前回は、日本の速記方式や種類に少し触れました。

では世界は?となりますが、小耳話では日本の速記関連のものを中心にご紹介したいと思っていますので、機会があればということにしたいと思います。

 

今回は、日本の速記の生みの親である田鎖綱紀(たくさり こうき)さんの弟子たちについてです。
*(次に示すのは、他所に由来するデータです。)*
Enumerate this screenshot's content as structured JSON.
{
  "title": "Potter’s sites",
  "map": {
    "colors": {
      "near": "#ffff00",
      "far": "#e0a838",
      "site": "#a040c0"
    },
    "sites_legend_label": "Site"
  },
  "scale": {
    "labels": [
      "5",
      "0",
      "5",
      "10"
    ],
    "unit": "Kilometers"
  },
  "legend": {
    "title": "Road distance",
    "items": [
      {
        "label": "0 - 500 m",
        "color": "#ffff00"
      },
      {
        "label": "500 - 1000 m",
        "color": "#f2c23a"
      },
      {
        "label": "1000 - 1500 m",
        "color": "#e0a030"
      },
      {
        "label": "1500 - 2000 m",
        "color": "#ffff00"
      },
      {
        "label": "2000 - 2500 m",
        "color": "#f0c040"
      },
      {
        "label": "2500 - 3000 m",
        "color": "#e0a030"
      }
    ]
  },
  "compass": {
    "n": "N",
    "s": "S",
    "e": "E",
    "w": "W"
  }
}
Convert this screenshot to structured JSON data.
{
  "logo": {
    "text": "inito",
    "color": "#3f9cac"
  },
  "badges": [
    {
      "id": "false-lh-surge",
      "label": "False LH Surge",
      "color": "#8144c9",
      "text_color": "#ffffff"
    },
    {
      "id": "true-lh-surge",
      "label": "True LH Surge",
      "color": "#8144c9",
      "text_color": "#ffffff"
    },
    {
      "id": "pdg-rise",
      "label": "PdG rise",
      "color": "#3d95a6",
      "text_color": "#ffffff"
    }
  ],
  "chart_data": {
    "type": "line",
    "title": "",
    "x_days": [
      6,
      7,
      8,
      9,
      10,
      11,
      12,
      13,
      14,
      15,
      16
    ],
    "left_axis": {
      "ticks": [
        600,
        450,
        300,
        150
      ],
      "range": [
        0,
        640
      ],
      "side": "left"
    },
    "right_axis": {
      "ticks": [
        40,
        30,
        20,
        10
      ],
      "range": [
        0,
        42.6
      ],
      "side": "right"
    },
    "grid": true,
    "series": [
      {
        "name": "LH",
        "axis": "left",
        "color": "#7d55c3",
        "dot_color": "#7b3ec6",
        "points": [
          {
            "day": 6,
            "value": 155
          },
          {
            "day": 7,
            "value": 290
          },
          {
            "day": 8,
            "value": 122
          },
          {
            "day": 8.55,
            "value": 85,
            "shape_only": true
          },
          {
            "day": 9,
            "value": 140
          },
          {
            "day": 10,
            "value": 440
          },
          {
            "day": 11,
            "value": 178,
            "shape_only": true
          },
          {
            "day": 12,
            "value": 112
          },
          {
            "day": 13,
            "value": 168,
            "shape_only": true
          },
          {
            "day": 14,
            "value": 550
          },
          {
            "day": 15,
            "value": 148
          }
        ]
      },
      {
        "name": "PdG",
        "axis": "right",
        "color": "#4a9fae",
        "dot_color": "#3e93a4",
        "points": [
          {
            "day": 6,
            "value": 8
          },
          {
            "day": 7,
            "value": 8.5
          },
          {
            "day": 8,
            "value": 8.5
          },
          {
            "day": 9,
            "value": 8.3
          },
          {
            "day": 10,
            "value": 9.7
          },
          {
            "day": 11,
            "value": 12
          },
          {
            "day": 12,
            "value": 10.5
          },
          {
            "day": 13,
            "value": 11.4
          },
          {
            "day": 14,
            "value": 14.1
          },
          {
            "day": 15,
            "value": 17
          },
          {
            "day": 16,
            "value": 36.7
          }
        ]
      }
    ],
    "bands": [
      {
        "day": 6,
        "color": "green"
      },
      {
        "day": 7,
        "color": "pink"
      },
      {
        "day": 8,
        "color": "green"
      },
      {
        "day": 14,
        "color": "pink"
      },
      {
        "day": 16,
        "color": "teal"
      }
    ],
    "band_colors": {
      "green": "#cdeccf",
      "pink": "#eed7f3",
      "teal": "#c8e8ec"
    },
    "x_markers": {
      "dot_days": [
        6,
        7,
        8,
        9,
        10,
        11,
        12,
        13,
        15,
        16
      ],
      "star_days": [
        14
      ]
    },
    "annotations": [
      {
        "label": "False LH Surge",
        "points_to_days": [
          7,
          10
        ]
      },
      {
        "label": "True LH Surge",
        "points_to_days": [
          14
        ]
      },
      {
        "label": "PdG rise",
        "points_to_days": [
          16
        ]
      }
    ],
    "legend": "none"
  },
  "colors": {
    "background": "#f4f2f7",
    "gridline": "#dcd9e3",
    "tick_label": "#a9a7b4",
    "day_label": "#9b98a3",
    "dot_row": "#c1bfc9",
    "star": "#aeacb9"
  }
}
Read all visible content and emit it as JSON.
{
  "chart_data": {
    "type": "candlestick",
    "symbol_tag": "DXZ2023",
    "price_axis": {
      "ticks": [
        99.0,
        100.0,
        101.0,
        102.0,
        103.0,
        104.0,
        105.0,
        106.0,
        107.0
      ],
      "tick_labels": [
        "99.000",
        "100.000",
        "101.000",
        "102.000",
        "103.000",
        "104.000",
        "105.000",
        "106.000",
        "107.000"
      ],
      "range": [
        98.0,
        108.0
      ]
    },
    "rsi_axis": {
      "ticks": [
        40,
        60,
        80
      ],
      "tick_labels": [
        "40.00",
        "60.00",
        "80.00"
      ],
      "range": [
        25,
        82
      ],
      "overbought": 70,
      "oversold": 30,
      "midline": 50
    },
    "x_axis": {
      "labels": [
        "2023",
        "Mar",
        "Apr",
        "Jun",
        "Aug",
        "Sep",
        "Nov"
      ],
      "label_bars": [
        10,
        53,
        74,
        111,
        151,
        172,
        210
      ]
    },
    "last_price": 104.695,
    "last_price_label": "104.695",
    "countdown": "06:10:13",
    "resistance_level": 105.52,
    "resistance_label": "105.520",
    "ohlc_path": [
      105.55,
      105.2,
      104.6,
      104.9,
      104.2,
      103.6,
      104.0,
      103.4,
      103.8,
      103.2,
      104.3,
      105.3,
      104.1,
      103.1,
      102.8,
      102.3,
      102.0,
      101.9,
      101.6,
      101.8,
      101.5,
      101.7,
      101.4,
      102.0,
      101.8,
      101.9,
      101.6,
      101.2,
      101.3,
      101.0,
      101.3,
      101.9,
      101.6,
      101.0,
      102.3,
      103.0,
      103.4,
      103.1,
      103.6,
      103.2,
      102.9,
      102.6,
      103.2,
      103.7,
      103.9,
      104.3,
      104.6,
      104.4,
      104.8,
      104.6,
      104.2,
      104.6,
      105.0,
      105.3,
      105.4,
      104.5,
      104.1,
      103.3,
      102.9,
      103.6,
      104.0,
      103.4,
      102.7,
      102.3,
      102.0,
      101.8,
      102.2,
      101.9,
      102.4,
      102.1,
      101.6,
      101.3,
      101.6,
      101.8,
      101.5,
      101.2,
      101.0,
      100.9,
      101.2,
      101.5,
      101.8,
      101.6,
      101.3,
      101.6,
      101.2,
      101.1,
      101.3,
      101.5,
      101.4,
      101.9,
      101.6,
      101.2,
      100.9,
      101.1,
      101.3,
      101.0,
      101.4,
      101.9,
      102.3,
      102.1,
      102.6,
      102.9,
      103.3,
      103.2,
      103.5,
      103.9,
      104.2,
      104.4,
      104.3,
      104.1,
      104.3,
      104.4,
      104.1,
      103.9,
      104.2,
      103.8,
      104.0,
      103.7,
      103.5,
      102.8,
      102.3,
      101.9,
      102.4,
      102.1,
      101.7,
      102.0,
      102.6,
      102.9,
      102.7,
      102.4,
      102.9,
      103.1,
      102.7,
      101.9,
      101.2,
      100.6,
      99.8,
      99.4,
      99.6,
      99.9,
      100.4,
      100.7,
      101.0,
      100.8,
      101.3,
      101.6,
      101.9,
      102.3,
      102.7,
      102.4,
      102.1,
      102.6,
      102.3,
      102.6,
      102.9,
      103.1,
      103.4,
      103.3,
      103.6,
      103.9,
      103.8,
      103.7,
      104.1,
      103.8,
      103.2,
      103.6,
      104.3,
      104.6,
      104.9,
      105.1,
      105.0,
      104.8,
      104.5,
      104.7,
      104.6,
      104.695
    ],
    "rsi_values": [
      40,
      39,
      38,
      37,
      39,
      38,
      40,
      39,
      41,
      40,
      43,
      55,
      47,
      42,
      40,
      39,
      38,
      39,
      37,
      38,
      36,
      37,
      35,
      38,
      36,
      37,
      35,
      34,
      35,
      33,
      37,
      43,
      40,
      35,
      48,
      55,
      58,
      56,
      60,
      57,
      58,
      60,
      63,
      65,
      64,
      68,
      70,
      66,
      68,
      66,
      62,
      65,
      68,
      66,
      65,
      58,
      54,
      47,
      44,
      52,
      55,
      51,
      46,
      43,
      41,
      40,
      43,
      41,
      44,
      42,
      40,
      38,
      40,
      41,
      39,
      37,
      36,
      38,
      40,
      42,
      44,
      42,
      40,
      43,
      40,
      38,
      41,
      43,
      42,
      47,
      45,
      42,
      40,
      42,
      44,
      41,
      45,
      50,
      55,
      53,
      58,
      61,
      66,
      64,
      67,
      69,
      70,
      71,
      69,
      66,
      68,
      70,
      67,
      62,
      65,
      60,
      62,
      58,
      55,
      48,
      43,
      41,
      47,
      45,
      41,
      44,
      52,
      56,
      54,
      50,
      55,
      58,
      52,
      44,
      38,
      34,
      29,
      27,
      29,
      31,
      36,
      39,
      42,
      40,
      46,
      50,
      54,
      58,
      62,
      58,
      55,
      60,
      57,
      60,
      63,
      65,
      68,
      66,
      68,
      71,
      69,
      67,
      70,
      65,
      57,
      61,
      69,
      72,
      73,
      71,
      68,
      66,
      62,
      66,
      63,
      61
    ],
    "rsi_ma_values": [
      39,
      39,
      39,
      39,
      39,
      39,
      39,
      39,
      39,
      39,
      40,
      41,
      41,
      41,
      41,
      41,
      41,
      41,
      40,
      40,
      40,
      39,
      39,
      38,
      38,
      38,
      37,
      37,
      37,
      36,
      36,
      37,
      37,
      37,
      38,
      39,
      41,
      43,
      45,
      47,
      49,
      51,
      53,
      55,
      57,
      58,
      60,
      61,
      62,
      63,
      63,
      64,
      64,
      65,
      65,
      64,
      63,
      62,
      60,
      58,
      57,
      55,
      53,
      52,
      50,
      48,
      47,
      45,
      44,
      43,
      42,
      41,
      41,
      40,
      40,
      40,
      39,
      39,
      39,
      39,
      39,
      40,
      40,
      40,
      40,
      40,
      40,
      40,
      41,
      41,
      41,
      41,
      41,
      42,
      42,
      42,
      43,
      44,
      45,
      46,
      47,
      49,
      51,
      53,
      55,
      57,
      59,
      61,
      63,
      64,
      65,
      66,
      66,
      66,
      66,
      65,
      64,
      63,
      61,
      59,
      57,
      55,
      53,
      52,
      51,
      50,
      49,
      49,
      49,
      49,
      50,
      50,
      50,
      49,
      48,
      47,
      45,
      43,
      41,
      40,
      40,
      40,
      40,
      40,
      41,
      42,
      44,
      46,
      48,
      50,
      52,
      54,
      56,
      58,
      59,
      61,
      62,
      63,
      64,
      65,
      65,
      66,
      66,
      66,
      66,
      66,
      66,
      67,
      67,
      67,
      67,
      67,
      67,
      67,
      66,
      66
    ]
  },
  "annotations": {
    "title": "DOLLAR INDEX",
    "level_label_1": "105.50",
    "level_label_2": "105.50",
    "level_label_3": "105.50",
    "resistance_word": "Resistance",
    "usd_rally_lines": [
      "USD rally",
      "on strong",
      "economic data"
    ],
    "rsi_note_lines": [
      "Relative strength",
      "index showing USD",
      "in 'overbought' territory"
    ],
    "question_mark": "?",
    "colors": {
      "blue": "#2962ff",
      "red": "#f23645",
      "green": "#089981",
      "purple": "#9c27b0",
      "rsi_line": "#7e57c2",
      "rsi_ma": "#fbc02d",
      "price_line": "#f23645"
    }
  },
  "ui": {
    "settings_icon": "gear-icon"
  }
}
明治15年(1882)、田鎖綱紀さんが東京で日本傍聴筆記法の第1回講習会を開きました。講習会には、後の日本の速記界を担っていく若林玵蔵 (わかばやし かんぞう)、 林茂淳(はやし もじゅん)、酒井昇造(さかい しょうぞう)らが参加していました。

 

若林玵蔵は、明治法律学校(現在の明治大学)に学びながら講習生となり、速記習得に励みます。のちに若林玵蔵はある演説会の論争に際し速記を依頼され、その速記録が新聞紙上に公表されたことから、これが速記実務の先駆けとなりました。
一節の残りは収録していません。